Joe Wright, 24 September 2014

Yesterday’s keynote conference speech by the Labour Leader Ed Miliband contained a lot for policy analysts to chew on during the coming months. Though the speech received a frosty reception this morning, especially in light of his accidental omission of sections on deficit reduction and immigration, it did its job of shoring up well-established Labour priorities: reforming the NHS and the long drawn-out suppression of living standards. To address the latter, Miliband has promised to raise the national minimum wage to eight pounds per hour by 2020 and build more houses – ‘the top priority for capital spending in the next parliament’.

Labour’s biggest hurdle, once presentational issues are forgotten, is reconciling these aims with deficit reduction less clumsily than has so far been the case. These policies will come under deep scrutiny in coming months and there are already small signs of gaps in their thinking.

The pledge to raise the minimum wage to help with living standards is one example.
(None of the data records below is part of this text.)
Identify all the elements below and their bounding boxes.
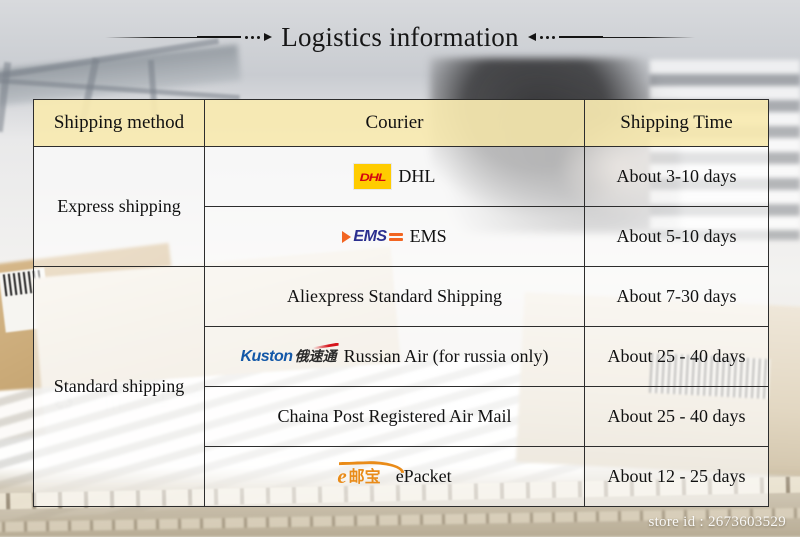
shipping-time-cell: About 3-10 days xyxy=(585,147,769,207)
courier-cell-dhl: DHL DHL xyxy=(205,147,585,207)
shipping-time-cell: About 25 - 40 days xyxy=(585,327,769,387)
ems-bars-icon xyxy=(389,231,403,243)
title-ornament-right xyxy=(528,33,695,41)
courier-label: Russian Air (for russia only) xyxy=(344,346,549,367)
courier-cell-ems: EMS EMS xyxy=(205,207,585,267)
kuston-logo-cn: 俄速通 xyxy=(295,350,337,364)
courier-label: Aliexpress Standard Shipping xyxy=(287,286,502,307)
store-id-watermark: store id : 2673603529 xyxy=(648,514,786,531)
header-shipping-method: Shipping method xyxy=(34,100,205,147)
kuston-logo: Kuston 俄速通 xyxy=(240,349,336,365)
table-row: Express shipping DHL DHL About 3-10 days xyxy=(34,147,769,207)
page-title: Logistics information xyxy=(272,22,527,53)
ems-chevron-icon xyxy=(342,231,351,243)
shipping-time-cell: About 5-10 days xyxy=(585,207,769,267)
epacket-swoosh-icon xyxy=(339,460,404,475)
shipping-time-cell: About 12 - 25 days xyxy=(585,447,769,507)
table-header-row: Shipping method Courier Shipping Time xyxy=(34,100,769,147)
dhl-logo: DHL xyxy=(354,164,392,189)
ems-logo: EMS xyxy=(342,229,402,245)
group-standard-shipping: Standard shipping xyxy=(34,267,205,507)
courier-cell-epacket: e 邮宝 ePacket xyxy=(205,447,585,507)
shipping-time-cell: About 7-30 days xyxy=(585,267,769,327)
shipping-time-cell: About 25 - 40 days xyxy=(585,387,769,447)
banner-title: Logistics information xyxy=(0,14,800,60)
courier-cell-russian-air: Kuston 俄速通 Russian Air (for russia only) xyxy=(205,327,585,387)
group-express-shipping: Express shipping xyxy=(34,147,205,267)
header-courier: Courier xyxy=(205,100,585,147)
epacket-logo: e 邮宝 xyxy=(337,466,388,487)
arrow-left-icon xyxy=(528,33,536,41)
courier-label: DHL xyxy=(398,166,435,187)
courier-cell-china-post: Chaina Post Registered Air Mail xyxy=(205,387,585,447)
logistics-information-banner: ♻ ||| ⏚ ☂ Logistics information xyxy=(0,0,800,537)
courier-label: EMS xyxy=(410,226,447,247)
arrow-right-icon xyxy=(264,33,272,41)
dhl-logo-text: DHL xyxy=(360,171,386,182)
ems-logo-text: EMS xyxy=(353,229,386,245)
kuston-logo-text: Kuston xyxy=(240,349,292,365)
logistics-table: Shipping method Courier Shipping Time Ex… xyxy=(33,99,769,507)
courier-cell-aliexpress: Aliexpress Standard Shipping xyxy=(205,267,585,327)
courier-label: ePacket xyxy=(396,466,452,487)
title-ornament-left xyxy=(105,33,272,41)
table-row: Standard shipping Aliexpress Standard Sh… xyxy=(34,267,769,327)
courier-label: Chaina Post Registered Air Mail xyxy=(278,406,512,427)
header-shipping-time: Shipping Time xyxy=(585,100,769,147)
Firstly because it is insincere given that inflation on its current level demands the minimum wage be very similar to eight pounds by 2020 in any case. This was a pledge that will do little to ‘improve’ if barely maintain current living standards in areas with high living costs. Eight pounds is already eighty pence shy of today’s London Living Wage. Mayoral hopeful, David Lammy MP, has already called for London to set its own minimum wage.

Secondly, little has been said about alleviating the negative effects of pushing up the wage. Though the principal underlying the policy is noble, the reality is its rigid application means it can do more harm than good. The Federation of Small Businesses reports that wages remain the single greatest cost to SMEs. A recent survey of their members this year reported 42.6 per cent of firms found rising labour costs were becoming a problem. Rising labour costs were also cited as a knock on effect of rising housing costs for employees and created a growing fear it would lead to employees finding work in cheaper areas.

Miliband did address this in his speech with his promise to build 200,000 new homes, but there are also problems here. Without an iota of government borrowing to fund capital investment, this pledge does not add up. Instead, it seems another breakable promise so often made by Westminster. Housing costs take on average a third of household income– far more if you live in London. In the coming years, many more houses will be needed for the greater number of small households in packed regions.

That is not a problem that can be solved by putting a greater strain on small businesses. Labour needs to offer more details on how to help small businesses, the drivers of growth and jobs (a phrase that once littered the shadow Chancellor’s speeches now seemingly forgotten) to afford better wages and more ideas on how to create affordable housing.